Un homme en uniforme s'approcha des deux amis.

— Mister Kettenmeyer ? Ready when you are.

— Je suis à vous dans une minute.

John acheva son verre d'eau. Il s'attendait à voir son ami faire de même avec le whisky, mais Franz se leva sans même y jeter un regard.

— Dans moins d'un mois, les médias vont s'emparer de toute cette affaire. Ça va être l'affolement. Les gouvernements vont probablement paniquer. La presse, va complètement perdre la boule, car il sera difficile de faire la différence entre ceux qui diront n'importe quoi et ceux qui feront écho de ce que nous leur aurons dicté. Et moi, je vais simplement me mettre au travail. Attends-toi à valider le plan financier le plus ambitieux de toute ta vie.

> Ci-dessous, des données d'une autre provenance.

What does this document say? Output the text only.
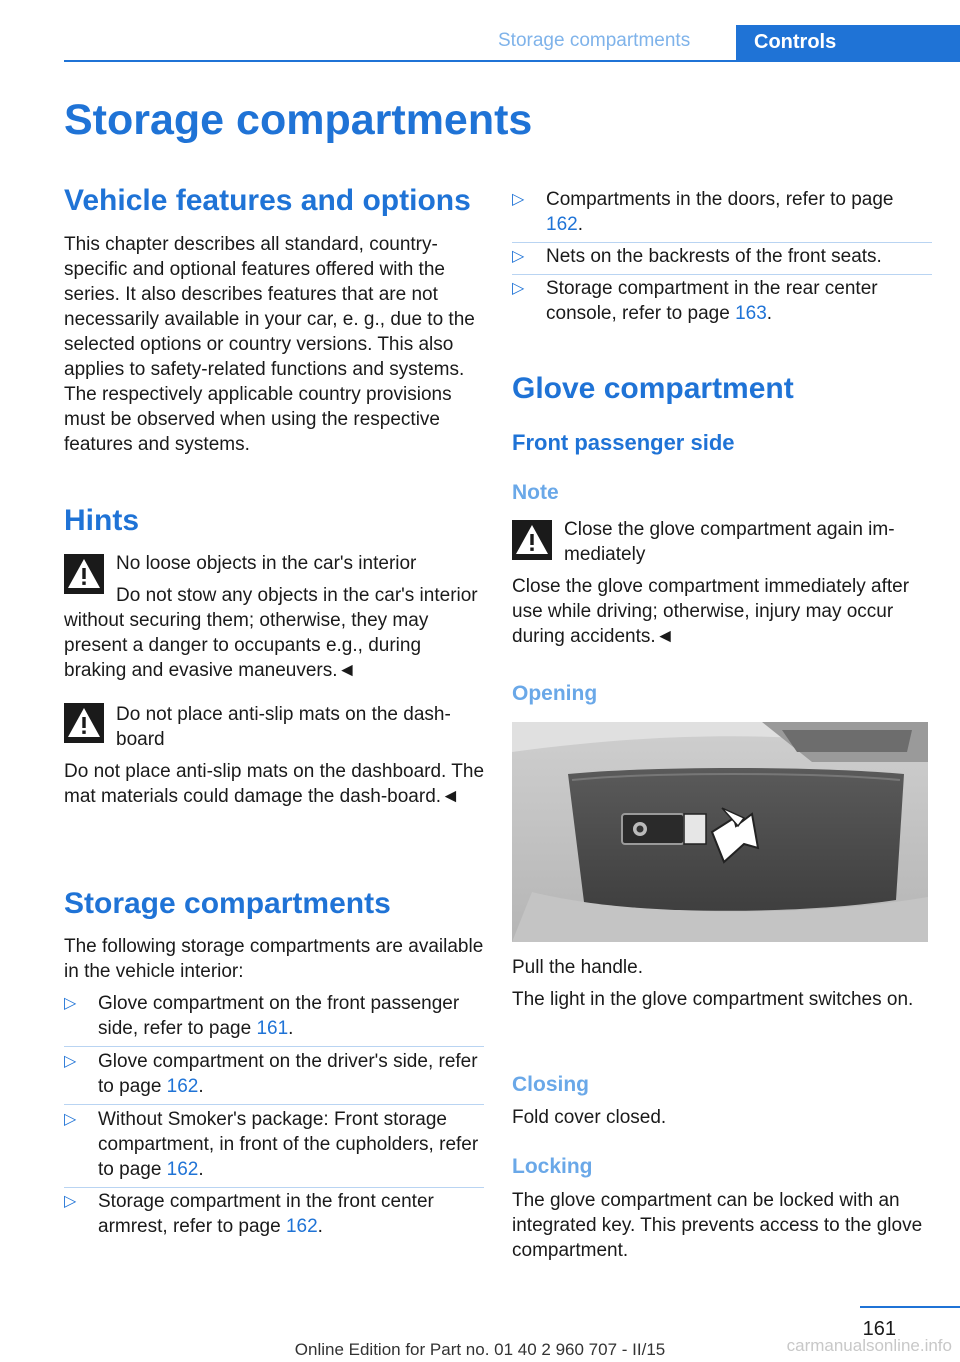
Storage compartments	Controls
Storage compartments
Vehicle features and options

This chapter describes all standard, country-specific and optional features offered with the series. It also describes features that are not necessarily available in your car, e. g., due to the selected options or country versions. This also applies to safety-related functions and systems. The respectively applicable country provisions must be observed when using the respective features and systems.

Hints
No loose objects in the car's interior

Do not stow any objects in the car's interior without securing them; otherwise, they may present a danger to occupants e.g., during braking and evasive maneuvers.◄

Do not place anti-slip mats on the dash-board

Do not place anti-slip mats on the dashboard. The mat materials could damage the dash-board.◄

Storage compartments

The following storage compartments are available in the vehicle interior:

▷ Glove compartment on the front passenger side, refer to page 161.
▷ Glove compartment on the driver's side, refer to page 162.
▷ Without Smoker's package: Front storage compartment, in front of the cupholders, refer to page 162.
▷ Storage compartment in the front center armrest, refer to page 162.
▷ Compartments in the doors, refer to page 162.
▷ Nets on the backrests of the front seats.
▷ Storage compartment in the rear center console, refer to page 163.
Glove compartment
Front passenger side
Note
Close the glove compartment again im-mediately

Close the glove compartment immediately after use while driving; otherwise, injury may occur during accidents.◄

Opening

Pull the handle.

The light in the glove compartment switches on.

Closing

Fold cover closed.

Locking

The glove compartment can be locked with an integrated key. This prevents access to the glove compartment.

161
Online Edition for Part no. 01 40 2 960 707 - II/15	carmanualsonline.info
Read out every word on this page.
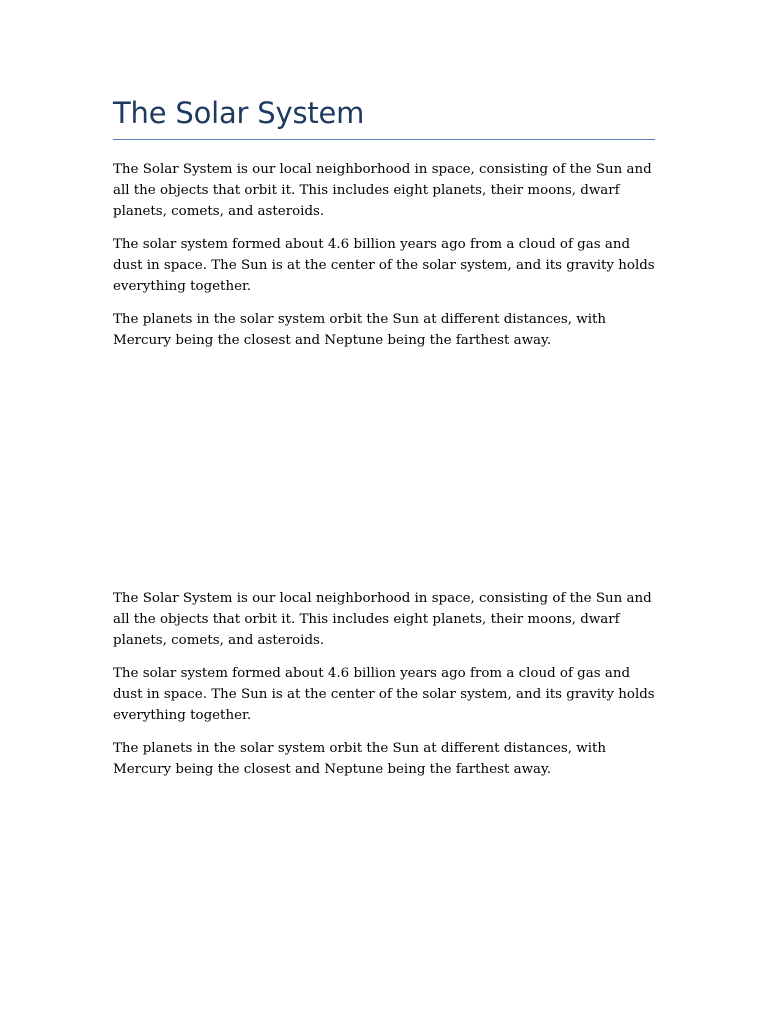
The Solar System

The Solar System is our local neighborhood in space, consisting of the Sun and all the objects that orbit it. This includes eight planets, their moons, dwarf planets, comets, and asteroids.

The solar system formed about 4.6 billion years ago from a cloud of gas and dust in space. The Sun is at the center of the solar system, and its gravity holds everything together.

The planets in the solar system orbit the Sun at different distances, with Mercury being the closest and Neptune being the farthest away.

The Solar System is our local neighborhood in space, consisting of the Sun and all the objects that orbit it. This includes eight planets, their moons, dwarf planets, comets, and asteroids.

The solar system formed about 4.6 billion years ago from a cloud of gas and dust in space. The Sun is at the center of the solar system, and its gravity holds everything together.

The planets in the solar system orbit the Sun at different distances, with Mercury being the closest and Neptune being the farthest away.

Ils se serrèrent la main avec énergie, comme au temps où, étudiants, ils partageaient les mêmes positions dans leur équipe de football américain.

— On va sauver le monde, John. Toi et moi.

John mit la sortie de son ami sur le compte de l'alcool – sauver le monde, rien que cela.

Franz n'était pas de cet avis, mais il était encore trop tôt pour lui donner tous les gages de sa détermination.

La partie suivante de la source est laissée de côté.